Reclaiming a Massive Mural, Inch by Inch

The art: Chester County Courthouse Mural

The restoration: With an extensive renovation of the courthouse planned, we were commissioned to restore a five-foot by 16-foot mural so that it could be hung in the new generation of the building. It was dirty and it had a number of areas where the paint had eroded. But the sheer size posed the greatest challenge.

The painting was faced with Japanese tissue paper and coated with a thin layer of liquid BEVA 371 Solution to stabilize the brittle paint as the mural was removed, packed, and transported. The canvas was then carefully detached from the wall with a scalpel and wrapped around a large plastic tube.

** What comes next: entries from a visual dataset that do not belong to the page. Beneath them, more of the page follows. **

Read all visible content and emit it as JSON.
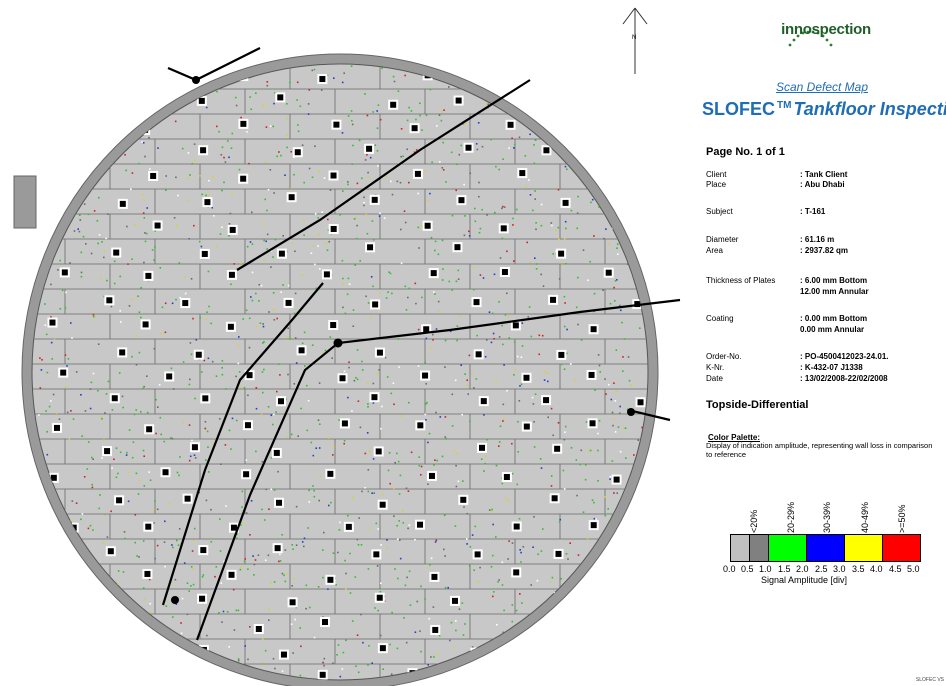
{
  "north": {
    "label": "N"
  },
  "logo": {
    "text": "innospection"
  },
  "header": {
    "map_title": "Scan Defect Map",
    "brand": "SLOFEC",
    "tm": "TM",
    "subtitle": "Tankfloor Inspection"
  },
  "page_no": "Page No. 1 of 1",
  "info": {
    "client_label": "Client",
    "client": ": Tank Client",
    "place_label": "Place",
    "place": ": Abu Dhabi",
    "subject_label": "Subject",
    "subject": ": T-161",
    "diameter_label": "Diameter",
    "diameter": ": 61.16 m",
    "area_label": "Area",
    "area": ": 2937.82 qm",
    "thickness_label": "Thickness of Plates",
    "thickness_1": ": 6.00 mm   Bottom",
    "thickness_2": "  12.00 mm  Annular",
    "coating_label": "Coating",
    "coating_1": ": 0.00 mm   Bottom",
    "coating_2": "  0.00 mm   Annular",
    "order_label": "Order-No.",
    "order": ": PO-4500412023-24.01.",
    "knr_label": "K-Nr.",
    "knr": ": K-432-07 J1338",
    "date_label": "Date",
    "date": ": 13/02/2008-22/02/2008"
  },
  "topside": "Topside-Differential",
  "palette": {
    "title": "Color Palette:",
    "description": "Display of indication amplitude, representing wall loss in comparison to reference",
    "pct_labels": [
      "<20%",
      "20-29%",
      "30-39%",
      "40-49%",
      ">=50%"
    ],
    "colors": [
      "#c0c0c0",
      "#808080",
      "#00ff00",
      "#0000ff",
      "#ffff00",
      "#ff0000"
    ],
    "ticks": [
      "0.0",
      "0.5",
      "1.0",
      "1.5",
      "2.0",
      "2.5",
      "3.0",
      "3.5",
      "4.0",
      "4.5",
      "5.0"
    ],
    "axis_title": "Signal Amplitude [div]"
  },
  "footer": "SLOFEC VS"
}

Back at the studio, bits of glue and plaster that remained attached to the verso of the canvas were scraped off with a scalpel. Every piece of extraneous material had to be removed to ensure a smooth relining, or affixing a new backing material to the canvas, enabling the paint to receive a moisture treatment and stabilize. Because of its size, the mural was relined in sections.

The relining complete, the cleaning began. Solvents were applied with cotton swabs, which saturated the tissue paper and broke down the BEVA. From there, the mural was cleaned square inch by square inch using cotton swabs. The solvents were gradually increased so as to ensure that the pigment wasn't distorted.

In-painting followed. It entails filling in the areas of missing paint in a manner that remains true to the artist's intentions. Special care was taken to match the pigments as closely as possible. Two layers of varnish are applied to the entire mural, one before the in-painting, to separate the original from the art conservation work, and another immediately after.

The canvas was then rolled around a plastic tube for safe transport back to the museum, where it was mounted on a stretcher—another twist to accommodate the massive size—and hung.